Question

Which of the $O^{-}_{2}, O^{2-}_{2}$, $BN$ and $NN$ is/are paramagnetic?

• A. $NN$
• B. $O_{2}^{2-}$
• C. $BN$
• D. $O_{2}^{-}$

Answer 1

Answer: (D)

(a) Total number of electrons in $N _{2}$ molecule $=14 .$

$\therefore EC$ of $N _{2}= KK \sigma 2 s^{2}, \overset{*}{\sigma} 2 s^{2}, \pi 2 p_{x}^{2}$

$\approx \pi 2 p_{y}^{2}, \sigma 2 p_{z}^{2}$

Presence of no unpaired electrons indicates that $N _{2} $ molecule is diamagnetic.
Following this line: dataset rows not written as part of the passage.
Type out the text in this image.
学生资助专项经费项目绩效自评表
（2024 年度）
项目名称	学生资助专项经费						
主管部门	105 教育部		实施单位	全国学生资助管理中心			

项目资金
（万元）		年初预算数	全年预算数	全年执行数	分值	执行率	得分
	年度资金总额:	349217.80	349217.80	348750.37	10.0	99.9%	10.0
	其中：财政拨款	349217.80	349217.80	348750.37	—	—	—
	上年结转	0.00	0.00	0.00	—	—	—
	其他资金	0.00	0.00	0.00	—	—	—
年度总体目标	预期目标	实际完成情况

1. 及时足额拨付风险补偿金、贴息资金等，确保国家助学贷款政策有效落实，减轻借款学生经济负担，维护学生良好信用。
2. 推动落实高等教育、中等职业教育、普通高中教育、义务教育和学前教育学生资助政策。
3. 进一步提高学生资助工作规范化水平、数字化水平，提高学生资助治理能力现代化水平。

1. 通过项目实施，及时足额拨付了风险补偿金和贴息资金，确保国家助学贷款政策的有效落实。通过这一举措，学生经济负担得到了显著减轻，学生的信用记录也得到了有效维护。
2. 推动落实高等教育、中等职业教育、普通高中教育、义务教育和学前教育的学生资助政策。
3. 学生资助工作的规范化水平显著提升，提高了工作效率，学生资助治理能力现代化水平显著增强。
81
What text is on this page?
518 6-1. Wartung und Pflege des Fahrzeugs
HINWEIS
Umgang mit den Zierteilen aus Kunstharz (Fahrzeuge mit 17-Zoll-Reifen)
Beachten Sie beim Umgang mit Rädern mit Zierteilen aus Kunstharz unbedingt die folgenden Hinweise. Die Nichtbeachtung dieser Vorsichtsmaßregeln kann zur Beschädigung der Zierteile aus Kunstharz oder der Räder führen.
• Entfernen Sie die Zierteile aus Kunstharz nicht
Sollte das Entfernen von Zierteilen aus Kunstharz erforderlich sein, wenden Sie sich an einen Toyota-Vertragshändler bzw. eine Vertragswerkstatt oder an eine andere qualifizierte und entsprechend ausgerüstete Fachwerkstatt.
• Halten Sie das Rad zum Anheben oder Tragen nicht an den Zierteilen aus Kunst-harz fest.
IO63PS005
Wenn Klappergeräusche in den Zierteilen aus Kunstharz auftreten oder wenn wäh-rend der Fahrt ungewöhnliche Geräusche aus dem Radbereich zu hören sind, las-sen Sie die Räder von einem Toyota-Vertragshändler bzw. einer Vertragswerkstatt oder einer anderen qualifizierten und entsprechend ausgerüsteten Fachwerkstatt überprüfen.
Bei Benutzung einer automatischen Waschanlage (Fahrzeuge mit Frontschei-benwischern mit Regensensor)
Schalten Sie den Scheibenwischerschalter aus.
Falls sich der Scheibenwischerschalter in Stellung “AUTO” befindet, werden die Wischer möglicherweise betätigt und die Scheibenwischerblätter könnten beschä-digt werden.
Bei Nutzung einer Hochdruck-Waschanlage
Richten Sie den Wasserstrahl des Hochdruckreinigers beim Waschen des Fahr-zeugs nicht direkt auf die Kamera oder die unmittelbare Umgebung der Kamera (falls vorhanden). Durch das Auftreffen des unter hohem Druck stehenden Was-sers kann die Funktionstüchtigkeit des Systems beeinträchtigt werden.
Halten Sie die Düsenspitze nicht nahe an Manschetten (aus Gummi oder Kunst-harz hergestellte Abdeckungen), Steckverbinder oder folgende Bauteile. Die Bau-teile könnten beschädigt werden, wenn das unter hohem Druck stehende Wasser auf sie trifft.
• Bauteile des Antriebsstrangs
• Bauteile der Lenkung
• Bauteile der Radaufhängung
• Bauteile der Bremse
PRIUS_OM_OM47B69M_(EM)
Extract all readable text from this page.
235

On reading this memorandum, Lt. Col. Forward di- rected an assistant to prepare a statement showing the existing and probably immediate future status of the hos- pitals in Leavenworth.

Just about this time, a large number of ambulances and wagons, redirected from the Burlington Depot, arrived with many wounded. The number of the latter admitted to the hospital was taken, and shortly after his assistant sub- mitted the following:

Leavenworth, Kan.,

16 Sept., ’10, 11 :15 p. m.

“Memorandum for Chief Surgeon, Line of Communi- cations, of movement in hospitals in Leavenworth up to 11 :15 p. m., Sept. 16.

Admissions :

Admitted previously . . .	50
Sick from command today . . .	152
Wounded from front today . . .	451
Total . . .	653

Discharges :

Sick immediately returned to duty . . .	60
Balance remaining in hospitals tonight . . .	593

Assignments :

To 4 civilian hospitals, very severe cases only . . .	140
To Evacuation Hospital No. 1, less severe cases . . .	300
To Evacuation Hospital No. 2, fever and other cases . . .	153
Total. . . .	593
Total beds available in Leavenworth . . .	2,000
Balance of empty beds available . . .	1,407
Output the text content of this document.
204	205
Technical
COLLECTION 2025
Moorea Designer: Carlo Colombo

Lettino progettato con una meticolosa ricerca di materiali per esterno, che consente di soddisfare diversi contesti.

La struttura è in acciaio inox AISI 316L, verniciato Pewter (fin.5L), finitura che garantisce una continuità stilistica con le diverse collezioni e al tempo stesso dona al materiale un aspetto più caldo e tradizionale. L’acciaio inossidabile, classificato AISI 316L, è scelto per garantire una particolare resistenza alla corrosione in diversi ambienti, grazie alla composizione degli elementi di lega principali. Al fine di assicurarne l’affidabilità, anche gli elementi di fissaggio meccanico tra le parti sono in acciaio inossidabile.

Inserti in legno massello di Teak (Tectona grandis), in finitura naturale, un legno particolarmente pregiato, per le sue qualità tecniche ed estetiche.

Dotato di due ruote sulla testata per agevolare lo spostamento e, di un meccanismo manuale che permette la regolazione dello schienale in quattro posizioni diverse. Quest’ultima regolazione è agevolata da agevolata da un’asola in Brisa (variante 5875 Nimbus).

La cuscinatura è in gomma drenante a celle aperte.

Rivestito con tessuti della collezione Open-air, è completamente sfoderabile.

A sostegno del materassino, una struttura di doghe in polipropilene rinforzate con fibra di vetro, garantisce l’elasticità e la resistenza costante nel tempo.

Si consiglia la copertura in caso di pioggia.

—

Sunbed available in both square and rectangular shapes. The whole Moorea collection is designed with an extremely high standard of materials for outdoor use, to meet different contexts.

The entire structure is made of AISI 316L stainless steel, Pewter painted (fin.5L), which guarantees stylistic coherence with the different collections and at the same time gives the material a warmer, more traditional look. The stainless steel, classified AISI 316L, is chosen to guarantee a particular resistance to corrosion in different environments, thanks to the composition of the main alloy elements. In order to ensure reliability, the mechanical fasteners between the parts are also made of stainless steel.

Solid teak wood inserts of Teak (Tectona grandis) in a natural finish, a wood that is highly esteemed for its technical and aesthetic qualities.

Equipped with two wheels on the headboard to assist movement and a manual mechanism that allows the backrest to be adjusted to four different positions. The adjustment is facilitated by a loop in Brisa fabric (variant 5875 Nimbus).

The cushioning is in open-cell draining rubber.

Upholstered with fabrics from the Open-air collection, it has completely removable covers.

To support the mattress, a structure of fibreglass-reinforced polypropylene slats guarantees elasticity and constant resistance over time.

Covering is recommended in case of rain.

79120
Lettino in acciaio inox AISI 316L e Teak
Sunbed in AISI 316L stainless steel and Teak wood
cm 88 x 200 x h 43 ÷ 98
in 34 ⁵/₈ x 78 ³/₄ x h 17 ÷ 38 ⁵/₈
(b) Total number of electrons in $O _{2}^{2-}$ ion $=18$

$\therefore EC$ of $O _{2}^{2-}= KK \sigma 2 s ^{2},\overset{*}{\sigma} 2 s ^{2}, \sigma 2 p_{z}^{2}$

$\pi 2 p_{x}^{2} \approx \pi 2 p_{y}^{2}, \overset{*}{\pi} 2 p_{x}^{2} \approx \overset{*}{\pi} 2 p_{y}^{2}$

Hence, it is also diamagnetic.


(c) Total number of electrons in $BN$ (boron nitride) molecule $=5$ (from B) $+7$ (from $N )=12$

$\therefore EC$ of $BN = KK \sigma 2 s^{2}, \overset{*}{\sigma} 2 s^{2}, \pi 2 p_{x}^{2}$

$\approx \pi 2 p_{y}^{2}$

Hence, it is also diamagnetic.

(d) Total number of electrons in $O _{2}^{-}=17$

$EC$ of $O _{2}^{-}= KK \sigma 2 s^{2}, \overset{*}{\sigma} 2 s^{2}, \sigma 2 p_{z}^{2}$

$\pi 2 p_{x}^{2} \approx \pi 2 p_{y}^{2}, \overset{*}{\pi} 2 p_{x}^{2},\overset{*}{\pi} 2 p_{y}^{1 }$

One unpaired electron in anti-bonding $\overset{*}{\pi} 2 p_{y}$ orbital indicates that $O _{2}^{-}$ ion is paramagnetic.